Question

sin(2θ)sinθ=cosθ

Answer 1

2sin^2a cosa = cosa
2sin^2a = 1
sina = 1/sqrt2

a = pi/4
cosa= 0
a = pi/2

Answer 2

\[2\cos(\theta)\sin(\theta)\sin(\theta)-\cos(\theta)=0\]
\[\cos(\theta)(2\sin^2(\theta)-1)=0\]

Answer 3

\[\cos(\theta)=0 ,2\sin^2(\theta)-1=0\]

Answer 4

Use:
\[\sin(2x)=2\sin(x)\cos(x)\]
\[2\sin(\phi)\cos(\phi)\sin(\phi)=\cos(\phi)\]
\[2\sin^2(\phi)=1 \implies \sin^2(\phi)=\frac{1}{2} \implies \sin(\phi)=\pm \frac{1}{\sqrt2} \implies \phi=\pm \frac{(2n+1)\pi}{4}\]
\[\cos(\phi)=0 \implies \phi=\pm \frac{(2n+1)\pi}{2}\]

Answer 5

gj ishan but there are more solutions
\[\cos(\theta)=0 => \theta=\frac{\pi}{2}+2n \pi, \theta=\frac{3\pi}{2}+2n \pi\]
\[2\sin^2(\theta)-1=0=>2\sin^2(\theta)=1=>\sin(\theta)=\pm \frac{\sqrt{2}}{2}\]
\[=> \theta=\frac{\pi}{4}+2n \pi, \theta=\frac{3 \pi}{4}+2n \pi, \theta=\frac{5\pi}{4}+2n \pi, \theta=\frac{7\pi}{4}+2n \pi\]

Answer 6

gj male :)

Answer 7

I hope mine is right x.x I'm having a rough day haha

Answer 8

i dont get it so what is the final answer?

Answer 9

look for theta=blah blah
that is the final answer

Answer 10

i my solution i wrote theta=blah blah four different times

Answer 11

Is mine right though myin?

Answer 12

there is infinite amount of solutions

Answer 13

i don't know i didn't read it lol

Answer 14

I mean, just the final result.

Answer 15

i will look

Answer 16

the sin answer looks good
let me look at the cos junk

Answer 17

looks good

Answer 18

gj :)

Answer 19

You too :)

Answer 20

i like how you wrote your together

Answer 21

yours*

Answer 22

instead of separate like mine

Answer 23

It just hit me to write it like that haha

Answer 24

And thank you :DDD I like how we have it both ways though :P

Answer 25

you used one formula instead of 4 for the sin junk
that was nice

Answer 26

It try :)

Answer 27

I*

Answer 28

im still lost guys

Answer 29

Look at my post with all the math, its the one that has the (2n+1)'s in it.

Answer 30

n is an integer

Answer 31

Oh yeah, where n=0,1,2,3,...

Answer 32

n can also be negative integer

Answer 33

n=...,-3,-2,-1,0,1,2,3,...

Answer 34

BUT I HAVE A
\[\pm\]!!!!!!!!!!!!!!!!!!!!!!!!!!!!!!!!!!!!!

Answer 35

or you can just say
\[n \in \mathbb{Z}\]

Answer 36

oh let me see

Answer 37

ok you do but i don't

Answer 38

So you could say
\[n \in \mathbb{Z}^+\]

Answer 39

this is way to complicated i know this isnt what we learned in class it has to do with converting back and forth and some with factoring and stuff

Answer 40

I mean, what we did is the factoring and stuff.
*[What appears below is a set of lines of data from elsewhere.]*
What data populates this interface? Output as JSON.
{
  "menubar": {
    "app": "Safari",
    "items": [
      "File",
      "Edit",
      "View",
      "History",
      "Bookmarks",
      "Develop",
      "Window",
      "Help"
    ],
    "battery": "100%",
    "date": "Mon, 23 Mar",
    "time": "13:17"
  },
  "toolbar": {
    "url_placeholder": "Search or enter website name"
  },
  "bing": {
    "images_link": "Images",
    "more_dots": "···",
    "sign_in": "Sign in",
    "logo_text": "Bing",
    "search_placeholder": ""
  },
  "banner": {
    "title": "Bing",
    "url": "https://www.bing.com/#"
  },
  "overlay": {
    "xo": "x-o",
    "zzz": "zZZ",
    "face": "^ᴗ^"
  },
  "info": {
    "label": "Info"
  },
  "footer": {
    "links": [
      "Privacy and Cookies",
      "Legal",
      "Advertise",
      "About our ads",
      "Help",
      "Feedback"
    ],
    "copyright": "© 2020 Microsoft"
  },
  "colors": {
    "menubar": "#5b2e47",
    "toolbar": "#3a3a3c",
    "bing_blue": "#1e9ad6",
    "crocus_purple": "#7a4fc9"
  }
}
The answer must be whats confusing you. There are infinite answers because the trig functions are cyclic. If you have an interval to go by like [0,2pi] then there are finite solutions. Plug in n=0,1,2 into those equations, it gives you ALL the solutions.